En uno de los flancos se encuentra la iglesia de San Ignacio, donde continúa la ficción, la teatralidad del barroco escenificada en un trampantojo: una pintura en el techo que simula ser una alta cúpula, gracias al engaño pictórico de la perspectiva. Cuando camino por el interior del templo no hay absolutamente nadie. No se oye ni un solo sonido. Estoy rodeado de pinturas, de estatuas, de bajorrelieves protagonizados por santos de la Compañía de Jesús; todos con sus hábitos negros terminados en cuellos de camisa blancos; todos con expresión mística o ascética; todos graves y acendrados. Bajo el altar, junto a unas velas que titilan en la penumbra, descansa el cadáver de san Juan Berchmans, un jesuita belga fallecido a los veintidós años, en 1621. Por momentos, tengo la impresión de habitar el pasado.
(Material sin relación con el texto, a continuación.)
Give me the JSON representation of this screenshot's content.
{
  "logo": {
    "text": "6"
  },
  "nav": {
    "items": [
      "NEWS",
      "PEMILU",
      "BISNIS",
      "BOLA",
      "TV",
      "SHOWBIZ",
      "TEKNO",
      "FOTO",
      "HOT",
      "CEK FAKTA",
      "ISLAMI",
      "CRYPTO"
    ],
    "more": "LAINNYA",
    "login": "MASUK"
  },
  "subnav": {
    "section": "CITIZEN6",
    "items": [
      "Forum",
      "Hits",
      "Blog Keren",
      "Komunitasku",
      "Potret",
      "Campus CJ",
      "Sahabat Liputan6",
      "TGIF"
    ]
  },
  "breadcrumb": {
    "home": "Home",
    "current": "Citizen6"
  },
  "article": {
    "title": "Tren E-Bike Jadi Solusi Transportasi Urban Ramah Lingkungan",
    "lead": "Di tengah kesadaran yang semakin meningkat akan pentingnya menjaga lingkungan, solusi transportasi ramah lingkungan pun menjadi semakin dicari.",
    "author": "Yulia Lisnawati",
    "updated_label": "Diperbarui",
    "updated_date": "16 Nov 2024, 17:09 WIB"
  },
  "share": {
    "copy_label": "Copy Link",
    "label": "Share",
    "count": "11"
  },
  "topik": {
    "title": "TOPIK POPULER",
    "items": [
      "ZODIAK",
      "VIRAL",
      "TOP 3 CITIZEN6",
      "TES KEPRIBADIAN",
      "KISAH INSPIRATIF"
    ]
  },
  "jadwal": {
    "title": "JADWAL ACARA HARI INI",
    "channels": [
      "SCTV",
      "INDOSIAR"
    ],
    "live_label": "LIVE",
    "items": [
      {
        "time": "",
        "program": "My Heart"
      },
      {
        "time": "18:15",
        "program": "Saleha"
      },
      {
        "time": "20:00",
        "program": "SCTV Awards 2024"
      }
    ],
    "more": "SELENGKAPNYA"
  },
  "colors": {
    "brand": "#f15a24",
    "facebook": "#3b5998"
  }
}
Fotograma de Roma, de Federico Fellini

"Pronto, diversas linternas de obreros iluminan los frescos de la antigüedad: un montón de hombres y mujeres del pasado, representados en ellos, los observan desde la muerte"

Esta misma sensación la tuve hace unos días al ver la película Roma, de Federico Fellini, un film coral que, según el director italiano, tiene como único protagonista a la Ciudad Eterna. Hay una escena magistral en la cual los empleados de una constructora excavan un gran túnel para albergar el metro. La máquina tuneladora emite un chirrido desagradable hasta que, de pronto, parece acceder a una oquedad en el subsuelo. El ingeniero jefe ordena parar la máquina y, apuntando con la linterna, exclama: “¡Mirad, una casa romana de hace dos mil años!”. El pequeño haz de luz ilumina las paredes recubiertas de pinturas murales: representan a seres humanos que vivieron allí, miembros de alguna familia patricia, cuyos rasgos son realistas. “¡Observad sus caras, parece como si nos estuvieran mirando!” —clama otra empleada de la constructora—. Pronto, diversas linternas de obreros iluminan los frescos de la antigüedad: un montón de hombres y mujeres del pasado, representados en ellos, los observan desde la muerte. Pero, de súbito, el viento del exterior penetra por el túnel y las pinturas comienzan a convertirse en polvo, hasta desvanecerse por completo sin dejar rastro, como si los seres que se han visto unos segundos antes hubieran sido una aparición fantasmal.

Al terminar de ver la película de Fellini, la encierro cuidadosamente en mi cajita de madera de novelista. Debo aclarar que la mía es de estilo art déco, en madera de cocobolo, y solo una persona tiene copia de la llave.